While Sing-Along Songs… was more of an Eastern-European-cum-Addams-Family affair, Pandora’s Piñata opens up new territory. Welcome to the old time West and Mexico, and despite a detour to Grand Theft Tokyo via ‘Black Box Messiah’, it’s a locale that suits DSO fine. Recent single, ‘Voodoo Mon Amour’ may have stuck some Broadway jazz hands and bright shiny pins in their gin-soaked, blackened-teeth cabaret smiles, but DSO prove equally adept at twisted spaghetti western parable (‘Kevlar Sweethearts’), thundering post-apocalyptic whirl (the Cavalera beats of ‘Mass Rapture’), batshit string remix horror (‘Justice For Saint Mary’) or Mexican shootout blues (the Muse-ish ‘Exit Strategy For A Wrecking Ball’).
There’s a fresh zest to it, this kind of Tim Burton-esque bombastic mash-up is par for DSO’s course. This time they also stretch their legs, exploring particular flavours at more leisure with interesting – if mixed – results. ‘Honey Trap Aftermath’ rolls its tongue around a seedy lounge soundtrack that is, oddly, just crying out for an (albeit edgy) Justin Timberlake cover. But while the hot-blooded ‘Aurora’ sees Annlouice Loegdlund exercise her professional operatic chops, it’s more as a palate-clearing sorbet than a death-by-chocolate dessert. As the mournful cello of ‘How to Organize a Lynch Mob’ argues, these moments still work best in small, poignant doses.

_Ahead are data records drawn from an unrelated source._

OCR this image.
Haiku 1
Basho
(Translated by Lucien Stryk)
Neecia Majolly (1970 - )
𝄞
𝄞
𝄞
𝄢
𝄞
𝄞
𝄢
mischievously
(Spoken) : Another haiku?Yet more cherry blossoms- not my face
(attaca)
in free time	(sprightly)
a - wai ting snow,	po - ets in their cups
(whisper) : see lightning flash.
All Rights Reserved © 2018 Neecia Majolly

Listen to ‘Voodoo Mon Amour’ by Diablo Swing Orchestra:
For a band who claim their ancestors were persecuted for the demonic bent of their music, DSO don’t seem particularly keen on avoiding the same fate. Pandora’s Piñata is a Hell of a good time, with extra chili sauce. Sadly, this is the last album with ex-Therion drummer, Petter Kahlsson, not least because it leaves DSO without a studio percussionist for the second time in as many albums. But they’re unlikely to be in the lurch for long, as like tequila in a speakeasy, this album’s likely to gather word of mouth ‘til the last drop’s drained from the barrel.
Sounds Like: The Ultimate Dia de los Muertos Party album.
Standout Tracks: Black Box Messiah, Of Kali Ma Calibre, Mass Rapture.